Le champ du réalisme et la peur du scandale

«Un spectacle peut nous mettre en colère, et nous pouvons en discuter, selon l'auteur. Or, il est de notre devoir de le laisser exister.»
Photo: Catherine Legault Le Devoir «Un spectacle peut nous mettre en colère, et nous pouvons en discuter, selon l'auteur. Or, il est de notre devoir de le laisser exister.»

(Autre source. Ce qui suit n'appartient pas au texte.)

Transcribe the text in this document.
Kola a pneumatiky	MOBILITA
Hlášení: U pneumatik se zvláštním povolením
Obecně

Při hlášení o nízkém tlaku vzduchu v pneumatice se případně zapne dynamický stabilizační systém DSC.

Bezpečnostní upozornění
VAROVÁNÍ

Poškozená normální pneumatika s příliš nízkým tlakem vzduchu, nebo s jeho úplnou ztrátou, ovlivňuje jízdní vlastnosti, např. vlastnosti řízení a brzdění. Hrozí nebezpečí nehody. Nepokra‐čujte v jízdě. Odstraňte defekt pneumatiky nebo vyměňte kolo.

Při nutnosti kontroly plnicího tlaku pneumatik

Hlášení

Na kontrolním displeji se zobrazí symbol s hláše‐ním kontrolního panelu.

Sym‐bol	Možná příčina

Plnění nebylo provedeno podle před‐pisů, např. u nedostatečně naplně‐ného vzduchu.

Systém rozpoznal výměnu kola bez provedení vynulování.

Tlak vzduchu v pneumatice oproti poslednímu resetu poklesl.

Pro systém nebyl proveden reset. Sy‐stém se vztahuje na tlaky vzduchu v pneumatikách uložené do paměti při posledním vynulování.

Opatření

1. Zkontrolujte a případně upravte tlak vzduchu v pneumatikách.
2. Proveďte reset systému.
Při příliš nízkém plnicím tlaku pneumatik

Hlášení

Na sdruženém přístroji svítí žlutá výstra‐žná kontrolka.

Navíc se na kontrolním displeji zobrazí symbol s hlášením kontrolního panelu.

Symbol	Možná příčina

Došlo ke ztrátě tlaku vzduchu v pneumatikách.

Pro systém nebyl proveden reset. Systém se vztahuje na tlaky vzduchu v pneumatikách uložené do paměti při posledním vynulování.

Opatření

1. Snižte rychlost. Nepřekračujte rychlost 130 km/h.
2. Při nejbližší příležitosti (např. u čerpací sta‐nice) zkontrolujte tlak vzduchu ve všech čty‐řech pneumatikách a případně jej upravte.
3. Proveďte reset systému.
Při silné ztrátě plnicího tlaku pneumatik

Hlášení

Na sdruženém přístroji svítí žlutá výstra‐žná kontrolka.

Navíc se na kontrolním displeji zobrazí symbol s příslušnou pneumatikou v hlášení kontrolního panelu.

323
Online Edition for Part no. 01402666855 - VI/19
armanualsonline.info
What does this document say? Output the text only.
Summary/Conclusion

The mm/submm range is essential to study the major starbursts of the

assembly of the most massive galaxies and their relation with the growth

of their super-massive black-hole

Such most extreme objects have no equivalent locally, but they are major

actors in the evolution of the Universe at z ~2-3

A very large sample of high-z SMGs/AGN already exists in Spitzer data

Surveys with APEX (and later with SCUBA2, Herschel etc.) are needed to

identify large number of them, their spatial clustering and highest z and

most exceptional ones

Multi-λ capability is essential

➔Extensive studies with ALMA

Les revendications de représentativité communautaire me semblent problématiques telles que posées dans les épisodes SLĀV et Kanata. Pour faire un spectacle qui parle d’une réalité autochtone ou de l’esclavage, il faudrait forcément avoir une distribution autochtone ou noire ? Mais est-ce si évident ?

Si je souscris entièrement à l’autre point de discorde autour de SLĀV, qui est celui de la sous-représentation des minorités, comme de la demande légitime que l’histoire ne s’écrive plus sans les gens concernés, je m’inquiète de l’évidence selon laquelle on voudrait maintenant faire fonctionner la création : le champ du réalisme — que l’on a appelé le naturalisme au théâtre au XIXe siècle. La personne de couleur doit être incarnée par une personne de couleur.

Si on pousse à l’extrême cette logique, on renoue avec la tradition théâtrale des « emplois ». Au XVIIe siècle, et jusqu’à tard dans le XXe, on avait ainsi des emplois au théâtre, et il était très difficile d’y déroger : le jeune premier, l’amoureuse, les parents nobles, la duègne, etc. Remarquons que ces critères étaient davantage basés sur le physique que sur les capacités interprétatives de la personne.

À entendre les réactions hostiles au spectacle, la seule forme de théâtre possible serait donc un théâtre hyperréaliste ou du théâtre documentaire, dans lequel je peux jouer parce que je suis l’expert de ma propre expérience ; tel le spectacle Hôtel-Dieu, dans lequel j’intervenais en janvier en tant que personne ayant expérimenté un deuil. C’est très bien, le théâtre documentaire, c’est passionnant même, mais je ne vais pas jouer toujours mon propre rôle. Le théâtre ne se réduit pas à cela, mais également, je ne suis pas que cela : un Blanc, une personne ayant vécu un deuil, ayant été abusée, un catholique, un gai, un Français. Heureusement que je suis plus que ma blessure, mon appartenance ou mon identité nationale, sexuelle, religieuse, etc.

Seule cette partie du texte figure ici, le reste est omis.